Regardless of how you feel about Greta Thunberg’s activism, you have to admit, for an 18-year-old, she has an impressive resume.
Time magazine’s youngest ever Person of the Year (2019), inclusion in Time’s 100 most influential people, Forbes list of The World’s 100 Most Powerful Women (2019), and three consecutive nominations for the Nobel Peace Prize (2019-2021), to name a few.
Greta’s meteoric rise to fame came when, at only 15 years of age, she first convinced her parents to adopt lifestyle changes to reduce their own carbon footprint. She then moved on to Skolstrejk för klimatet (School strike for climate).
Soon, other students were holding protests of their own, in their own communities. Together they organized a school climate strike movement called Fridays for Future. Student strikes took place every week somewhere in the world.
Then came the media circus, politicians, world travel, and climate conferences on the world stage. She neither anticipated nor was prepared for what social media has dubbed “the Greta Effect.”
The sudden thrust onto the world stage brought both awareness to her cause, and death threats to her and her family members.
And all of this while dealing with an eating disorder, Asperger’s syndrome, selective mutism (only speaks when words are necessary), OCD (obsessive-compulsive disorder), and depression.
She sits in front of the Swedish Parliament with a simple sign that reads (in English) “School strike for climate.”
She keeps up with her studies at home and her strikes alone in front of Parliament until people take notice and begin to join her one by one. That is how it all began.
She wasn’t looking for fame or fortune, she had a message, and it resonated with people. The message is simple: “We can’t just continue living as if there no tomorrow, because there is a tomorrow. That is all we are saying. What are we leaving for that tomorrow?”
She’s been around the world to find out. She wanted to hear the science, and that is what she wants the rest of us to hear. Not the fear-mongering, not the hype, but the actual science.
One fact I found fascinating from a three-part special about Thunberg on BBC TV was when COVID first hit and nearly the entire globe shut down, the emissions of nitrous oxide decreased by 17 per cent, globally. It went back to 2006 levels. Factories were shut down, cars and trucks stopped, airplanes remained grounded. They even stopped cutting down the Amazon. Nearly everything was shut down that belches out harmful emissions. It was a time we have never seen in all of humanity. Nothing has shut the globe down.
It illustrated to me, how much each and every one of us needs to make changes, right now, every day.
Greta became both the poster child for climate change action and a punching bag. I found this child to have incredible courage and conviction and a quest to find out the science of where we are at in our global challenge and where we need to be.

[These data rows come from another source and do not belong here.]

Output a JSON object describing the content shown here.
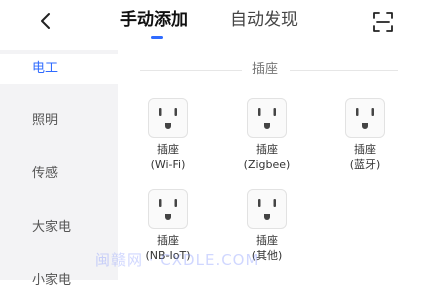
{
  "header": {
    "tabs": [
      {
        "label": "手动添加",
        "active": true
      },
      {
        "label": "自动发现",
        "active": false
      }
    ],
    "back_icon": "chevron-left-icon",
    "scan_icon": "scan-icon",
    "accent": "#2f6bff"
  },
  "sidebar": {
    "items": [
      {
        "label": "电工",
        "active": true
      },
      {
        "label": "照明",
        "active": false
      },
      {
        "label": "传感",
        "active": false
      },
      {
        "label": "大家电",
        "active": false
      },
      {
        "label": "小家电",
        "active": false
      }
    ]
  },
  "section": {
    "title": "插座"
  },
  "devices": [
    {
      "line1": "插座",
      "line2": "(Wi-Fi)",
      "icon": "socket-icon"
    },
    {
      "line1": "插座",
      "line2": "(Zigbee)",
      "icon": "socket-icon"
    },
    {
      "line1": "插座",
      "line2": "(蓝牙)",
      "icon": "socket-icon"
    },
    {
      "line1": "插座",
      "line2": "(NB-IoT)",
      "icon": "socket-icon"
    },
    {
      "line1": "插座",
      "line2": "(其他)",
      "icon": "socket-icon"
    }
  ],
  "watermark": "闽赣网 · CXDLE.COM"
}
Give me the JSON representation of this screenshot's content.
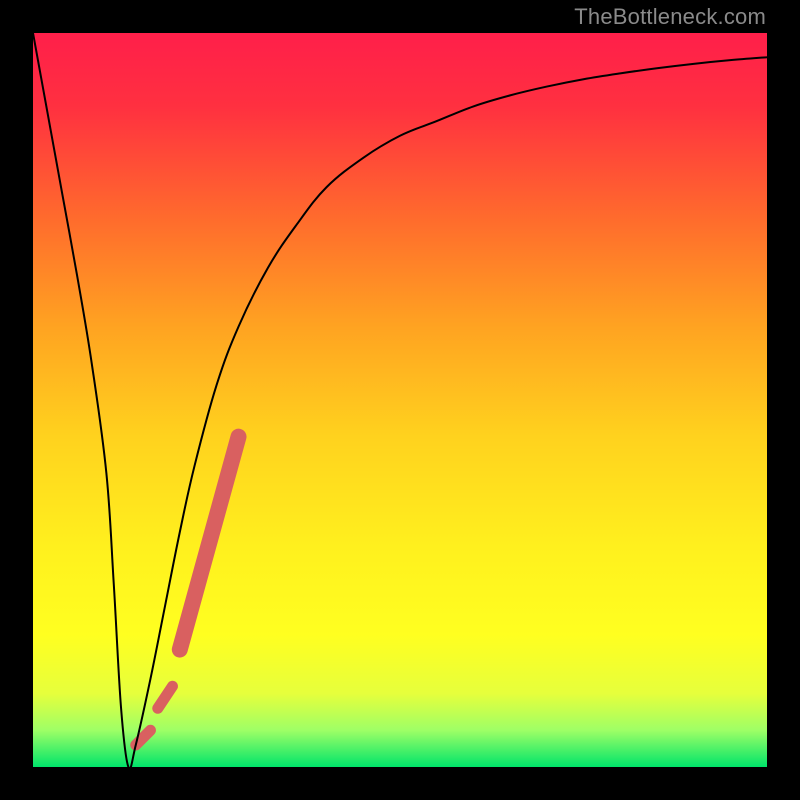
{
  "watermark": "TheBottleneck.com",
  "chart_data": {
    "type": "line",
    "title": "",
    "xlabel": "",
    "ylabel": "",
    "xlim": [
      0,
      100
    ],
    "ylim": [
      0,
      100
    ],
    "background_gradient_stops": [
      {
        "offset": 0.0,
        "color": "#ff1f4a"
      },
      {
        "offset": 0.1,
        "color": "#ff3040"
      },
      {
        "offset": 0.25,
        "color": "#ff6a2d"
      },
      {
        "offset": 0.4,
        "color": "#ffa321"
      },
      {
        "offset": 0.55,
        "color": "#ffd21e"
      },
      {
        "offset": 0.7,
        "color": "#fff01e"
      },
      {
        "offset": 0.82,
        "color": "#ffff20"
      },
      {
        "offset": 0.9,
        "color": "#e6ff3c"
      },
      {
        "offset": 0.95,
        "color": "#9eff66"
      },
      {
        "offset": 1.0,
        "color": "#00e46a"
      }
    ],
    "series": [
      {
        "name": "bottleneck-curve",
        "color": "#000000",
        "stroke_width": 2,
        "x": [
          0,
          2,
          4,
          6,
          8,
          10,
          11,
          12,
          13,
          14,
          16,
          18,
          20,
          22,
          25,
          28,
          32,
          36,
          40,
          45,
          50,
          55,
          60,
          65,
          70,
          75,
          80,
          85,
          90,
          95,
          100
        ],
        "y": [
          100,
          89,
          78,
          67,
          55,
          40,
          25,
          8,
          0,
          3,
          12,
          22,
          32,
          41,
          52,
          60,
          68,
          74,
          79,
          83,
          86,
          88,
          90,
          91.5,
          92.7,
          93.7,
          94.5,
          95.2,
          95.8,
          96.3,
          96.7
        ]
      }
    ],
    "highlight": {
      "name": "recommended-range",
      "color": "#d96060",
      "segments": [
        {
          "x1": 14,
          "y1": 3,
          "x2": 16,
          "y2": 5,
          "width": 11
        },
        {
          "x1": 17,
          "y1": 8,
          "x2": 19,
          "y2": 11,
          "width": 11
        },
        {
          "x1": 20,
          "y1": 16,
          "x2": 28,
          "y2": 45,
          "width": 16
        }
      ]
    }
  }
}
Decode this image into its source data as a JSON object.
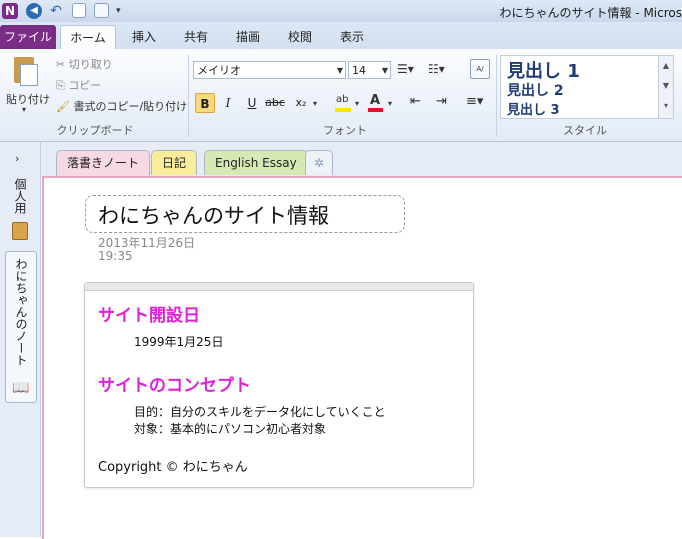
{
  "window": {
    "title": "わにちゃんのサイト情報 - Micros"
  },
  "ribbon_tabs": [
    "ファイル",
    "ホーム",
    "挿入",
    "共有",
    "描画",
    "校閲",
    "表示"
  ],
  "clipboard": {
    "paste": "貼り付け",
    "cut": "切り取り",
    "copy": "コピー",
    "format_painter": "書式のコピー/貼り付け",
    "group_label": "クリップボード"
  },
  "font": {
    "font_name": "メイリオ",
    "font_size": "14",
    "group_label": "フォント",
    "bold": "B",
    "italic": "I",
    "underline": "U",
    "strike": "abc",
    "subscript": "x₂"
  },
  "styles": {
    "items": [
      "見出し 1",
      "見出し 2",
      "見出し 3"
    ],
    "group_label": "スタイル"
  },
  "left_nav": {
    "personal": "個人用",
    "notebook": "わにちゃんのノート"
  },
  "section_tabs": [
    "落書きノート",
    "日記",
    "English Essay"
  ],
  "page": {
    "title": "わにちゃんのサイト情報",
    "date": "2013年11月26日",
    "time": "19:35"
  },
  "note": {
    "heading1": "サイト開設日",
    "date_line": "1999年1月25日",
    "heading2": "サイトのコンセプト",
    "purpose": "目的：自分のスキルをデータ化にしていくこと",
    "target": "対象：基本的にパソコン初心者対象",
    "copyright": "Copyright © わにちゃん"
  },
  "colors": {
    "file_tab": "#7b2c87",
    "heading_text": "#e020d8",
    "section_active": "#f7d9e6",
    "section_diary": "#f9ec9a",
    "section_essay": "#d6e9b5"
  }
}
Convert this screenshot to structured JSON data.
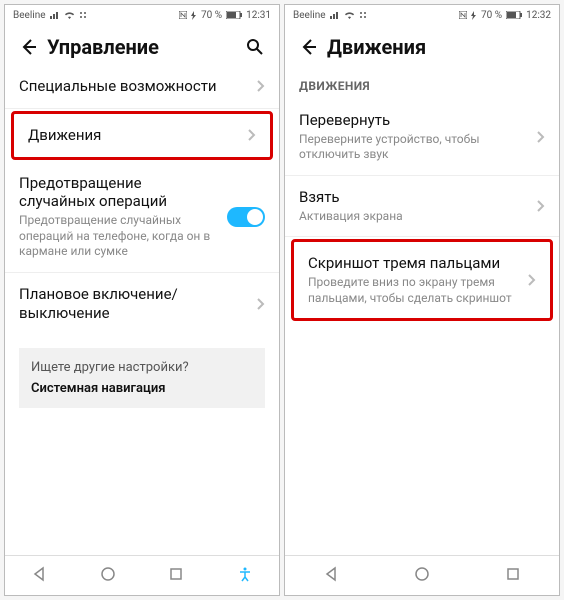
{
  "left": {
    "status": {
      "carrier": "Beeline",
      "battery": "70 %",
      "time": "12:31"
    },
    "header": {
      "title": "Управление"
    },
    "rows": {
      "accessibility": "Специальные возможности",
      "motions": "Движения",
      "prevent": {
        "title": "Предотвращение случайных операций",
        "desc": "Предотвращение случайных операций на телефоне, когда он в кармане или сумке"
      },
      "scheduled": "Плановое включение/выключение"
    },
    "promo": {
      "question": "Ищете другие настройки?",
      "link": "Системная навигация"
    }
  },
  "right": {
    "status": {
      "carrier": "Beeline",
      "battery": "70 %",
      "time": "12:32"
    },
    "header": {
      "title": "Движения"
    },
    "section": "ДВИЖЕНИЯ",
    "rows": {
      "flip": {
        "title": "Перевернуть",
        "desc": "Переверните устройство, чтобы отключить звук"
      },
      "pickup": {
        "title": "Взять",
        "desc": "Активация экрана"
      },
      "three": {
        "title": "Скриншот тремя пальцами",
        "desc": "Проведите вниз по экрану тремя пальцами, чтобы сделать скриншот"
      }
    }
  }
}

She has spoken with the Pope, world leaders, heads of states, activists, climatologists, scientists of all kinds from all over the world. She has seen the effects, heard the stories, and she remains undaunted in getting the message out there that we need to do something today.
If we don’t, what kind of a world am I leaving for my grandchildren? It sickens me to say, but it’s a worse one than I grew up in, and I did this, so did you.
I admire Greta for being graceful under fire, for being passionate, for wanting facts she can convey, for taking the idiots out there in stride and not internalizing their hate. She leads people to action, to recycle, drive less, reuse, garden, and find ways to make our carbon footprint smaller.
After all, isn’t what many parents say true, “out of the mouths of babes.”
Well, let’s learn from this child. Let’s problem-solve.
Let’s help her and our children and grandchildren too.